USENIX Security2026
VSG-Safe: Spotting NSFW Video through Cross-Frame Evidence
Yuyang Zhang, Xudong Jiang, Yuxuan Song, Yuxiang Sun, Yihao Huang, Run Wang, Shundi Xiao, Lina Wang
摘要
Recent advances in text-to-video (T2V) models enable highfidelity videos that closely follow textual prompts. However, this expands practical applications while amplifying serious security and societal concerns from the automated synthesis of visual content that may be inappropriate in certain usage contexts, such as public or workplace settings, including sexual or violent content (e.g., the Grok can generate sexual videos in the "Spicy" mode). We observe that such visual content is often distributed across frames, embedded in visual entities, their attributes, and inter-entity relations. In contrast, existing moderation pipelines primarily treat video content as either individual frames or raw frame sequences, overlooking the fact that critical semantics can manifest through the combination of specific frames. This gap prevents them from reasoning across frames, confining detection to low-level visual cues, such as gore or explicit conflict, and causing frequent failures when cross-frame inference is required, including illegal activities or threats. To address these limitations, we propose leveraging scene graphs as the core intermediate semantic representation. Scene graphs naturally encode entities, their attributes, and inter-entity relationships, while also supporting reasoning over cross-frame content. Grounded on this insight, we further propose VSG-Safe, a novel scene-graph-driven framework for T2V content moderation.
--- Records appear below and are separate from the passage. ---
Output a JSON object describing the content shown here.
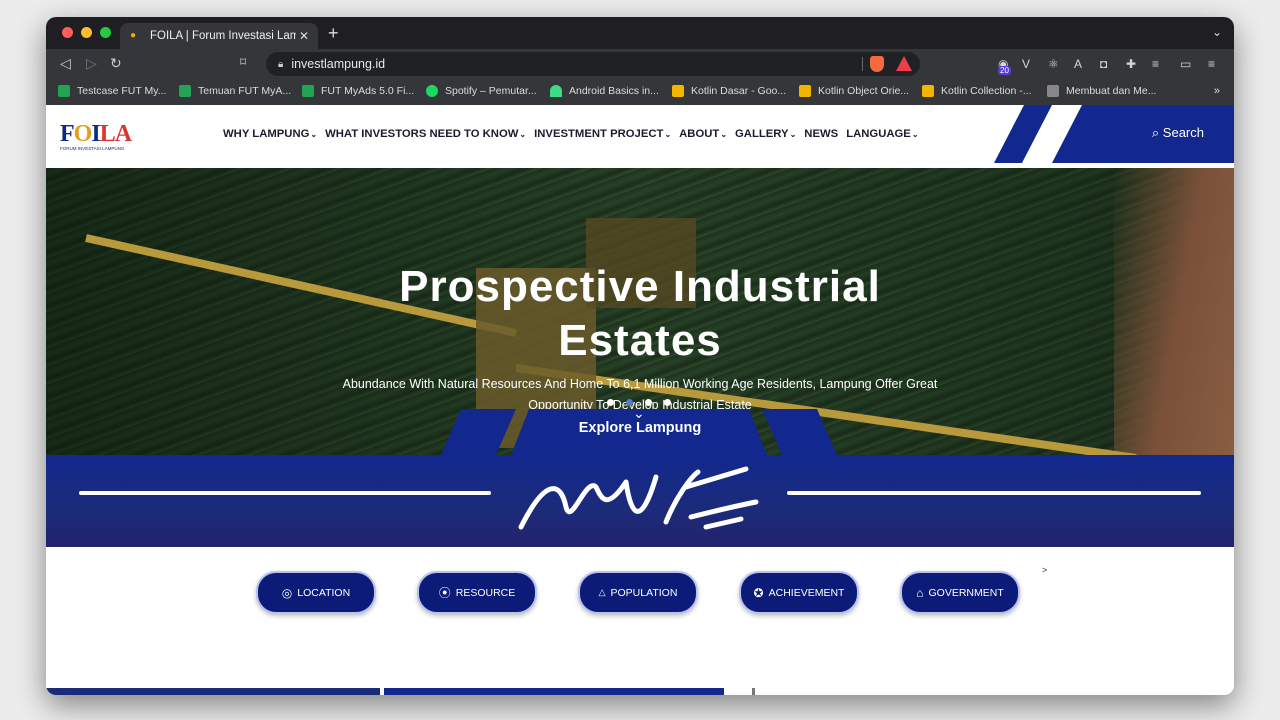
{
  "browser": {
    "tab_title": "FOILA | Forum Investasi Lampung",
    "url": "investlampung.id",
    "ext_badge": "20",
    "bookmarks": [
      "Testcase FUT My...",
      "Temuan FUT MyA...",
      "FUT MyAds 5.0 Fi...",
      "Spotify – Pemutar...",
      "Android Basics in...",
      "Kotlin Dasar - Goo...",
      "Kotlin Object Orie...",
      "Kotlin Collection -...",
      "Membuat dan Me..."
    ],
    "bookmarks_more": "»"
  },
  "site": {
    "logo_text_f": "F",
    "logo_text_o": "O",
    "logo_text_i": "I",
    "logo_text_la": "LA",
    "logo_sub": "FORUM INVESTASI LAMPUNG",
    "menu": [
      "WHY LAMPUNG",
      "WHAT INVESTORS NEED TO KNOW",
      "INVESTMENT PROJECT",
      "ABOUT",
      "GALLERY",
      "NEWS",
      "LANGUAGE"
    ],
    "search_label": "Search",
    "hero": {
      "title_line1": "Prospective Industrial",
      "title_line2": "Estates",
      "subtitle": "Abundance With Natural Resources And Home To 6,1 Million Working Age Residents, Lampung Offer Great Opportunity To Develop Industrial Estate"
    },
    "explore_label": "Explore Lampung",
    "categories": [
      "LOCATION",
      "RESOURCE",
      "POPULATION",
      "ACHIEVEMENT",
      "GOVERNMENT"
    ],
    "next_arrow": ">"
  },
  "colors": {
    "brand_blue": "#0c1a78",
    "band_blue": "#12288e",
    "tabbar": "#1f1f23",
    "toolbar": "#35363a"
  }
}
Concretely, our approach first extracts cross-frame content from videos to build scene graphs. With these graphs, we leverage a graph-oriented model to jointly capture entities, attributes, and inter-entity relations, enabling effective detection. To evaluate its effectiveness, we conduct extensive experiments on both SOTA benchmarks and our self-constructed video datasets. VSG-Safe attains an average F1-score of 97.62%, outperforming seven baselines by 42.32% on average. Disclaimer: This paper contains visual content that might be offensive to some readers, such as sexual and violent content. Although we censor and mask Not-Safe-for-Work (NSFW) imagery, reader discretion is advised.